Last night while watching baseball, it hit me. The idea for my column, not the ball. I'm so spontaneous I just then decided to write about my spontaneity. Like how I recently moved across the country. I purchased the tickets on a Monday, arrived the next day 2,300 miles West. I had been living in the same apartment for seven years. But right before I moved, something wonderful happened. I reached to flick on the bedroom light switch and it was gone. Not from the wall, but from my memory.
My subconscious chose to delete that bit of information from my RAM to make room as it would soon be as obsolete as a floppy disk with Netscape Navigator. And that was the first of my cerebral cleansing with no juicing required. Each day I purged more and more from the mailman's name to -- well see? I already forgot what else I forgot.
Social media marketers strive to flip that light switch on permanently so they are always top of mind. Better, strive to get your posts out right after your readers and followers purge information they deem useless. What are those best times in business to reach our customers, fans and followers? There is software that will track your best times to post. But always use your discretion. I just tweeted at a trade show, but I did it right before the exhibition floor opened. And the again at lunch.

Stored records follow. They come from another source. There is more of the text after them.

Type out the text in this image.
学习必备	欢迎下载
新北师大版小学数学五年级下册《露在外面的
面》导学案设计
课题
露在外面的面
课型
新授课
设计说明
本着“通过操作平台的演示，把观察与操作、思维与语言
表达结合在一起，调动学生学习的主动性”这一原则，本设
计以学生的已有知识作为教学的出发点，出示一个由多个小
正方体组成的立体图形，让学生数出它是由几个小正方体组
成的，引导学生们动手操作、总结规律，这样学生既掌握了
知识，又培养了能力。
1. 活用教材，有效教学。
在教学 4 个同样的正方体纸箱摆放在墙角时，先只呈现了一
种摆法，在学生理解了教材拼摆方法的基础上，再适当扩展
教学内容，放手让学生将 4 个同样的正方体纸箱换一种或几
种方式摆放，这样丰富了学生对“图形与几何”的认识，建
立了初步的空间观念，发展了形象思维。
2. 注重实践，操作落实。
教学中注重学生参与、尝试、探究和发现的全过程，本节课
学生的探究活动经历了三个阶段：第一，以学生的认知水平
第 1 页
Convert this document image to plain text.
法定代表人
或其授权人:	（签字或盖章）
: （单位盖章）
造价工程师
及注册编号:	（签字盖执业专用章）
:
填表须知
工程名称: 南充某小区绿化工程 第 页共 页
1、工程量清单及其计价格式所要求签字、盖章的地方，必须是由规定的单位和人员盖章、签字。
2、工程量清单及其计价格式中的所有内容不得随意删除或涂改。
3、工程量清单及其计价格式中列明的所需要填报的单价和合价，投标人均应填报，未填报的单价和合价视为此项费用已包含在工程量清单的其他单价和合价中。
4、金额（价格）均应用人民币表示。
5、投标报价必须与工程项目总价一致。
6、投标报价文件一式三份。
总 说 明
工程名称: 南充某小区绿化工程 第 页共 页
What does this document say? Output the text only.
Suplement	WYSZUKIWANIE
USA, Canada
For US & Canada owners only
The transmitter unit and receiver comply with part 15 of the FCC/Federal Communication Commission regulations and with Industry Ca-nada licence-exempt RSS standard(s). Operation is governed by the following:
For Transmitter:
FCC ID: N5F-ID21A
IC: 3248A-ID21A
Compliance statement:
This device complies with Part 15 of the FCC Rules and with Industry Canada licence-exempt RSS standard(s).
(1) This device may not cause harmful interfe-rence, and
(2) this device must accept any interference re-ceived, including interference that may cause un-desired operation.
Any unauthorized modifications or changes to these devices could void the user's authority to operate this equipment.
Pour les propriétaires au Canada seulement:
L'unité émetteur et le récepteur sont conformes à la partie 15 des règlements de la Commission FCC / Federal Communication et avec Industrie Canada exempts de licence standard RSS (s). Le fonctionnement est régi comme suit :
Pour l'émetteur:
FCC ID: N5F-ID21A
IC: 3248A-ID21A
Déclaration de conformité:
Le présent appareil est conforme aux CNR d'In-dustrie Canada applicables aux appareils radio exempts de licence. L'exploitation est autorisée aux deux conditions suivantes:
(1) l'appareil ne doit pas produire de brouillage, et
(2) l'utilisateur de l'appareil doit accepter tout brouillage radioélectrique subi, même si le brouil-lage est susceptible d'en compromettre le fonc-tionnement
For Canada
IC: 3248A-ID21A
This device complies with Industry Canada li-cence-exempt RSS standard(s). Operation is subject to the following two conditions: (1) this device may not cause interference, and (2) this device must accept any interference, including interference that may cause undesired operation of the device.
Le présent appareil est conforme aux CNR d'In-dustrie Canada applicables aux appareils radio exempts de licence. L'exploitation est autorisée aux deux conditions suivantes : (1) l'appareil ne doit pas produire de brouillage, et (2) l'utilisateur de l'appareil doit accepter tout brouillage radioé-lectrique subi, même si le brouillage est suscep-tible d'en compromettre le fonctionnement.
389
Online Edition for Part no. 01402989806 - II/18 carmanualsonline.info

Minor points can have major effects. Or even Major League effects. Like that great Word Series going on now. Rather than who will win, ask who will be the first to shave those ridiculous beards. And why aren't Gillette and Schick the only sponsors?
Flipping the switch on is easier said than done, but not impossible. You can't control customers minds with a flick of the switch, but you can prevent your messages being the ones that switch it off. Ask yourself: "Would I remember this tweet? Is now the best time to post or am I just meeting a schedule? Has anyone offered a different point of view to an over-exposed topic?"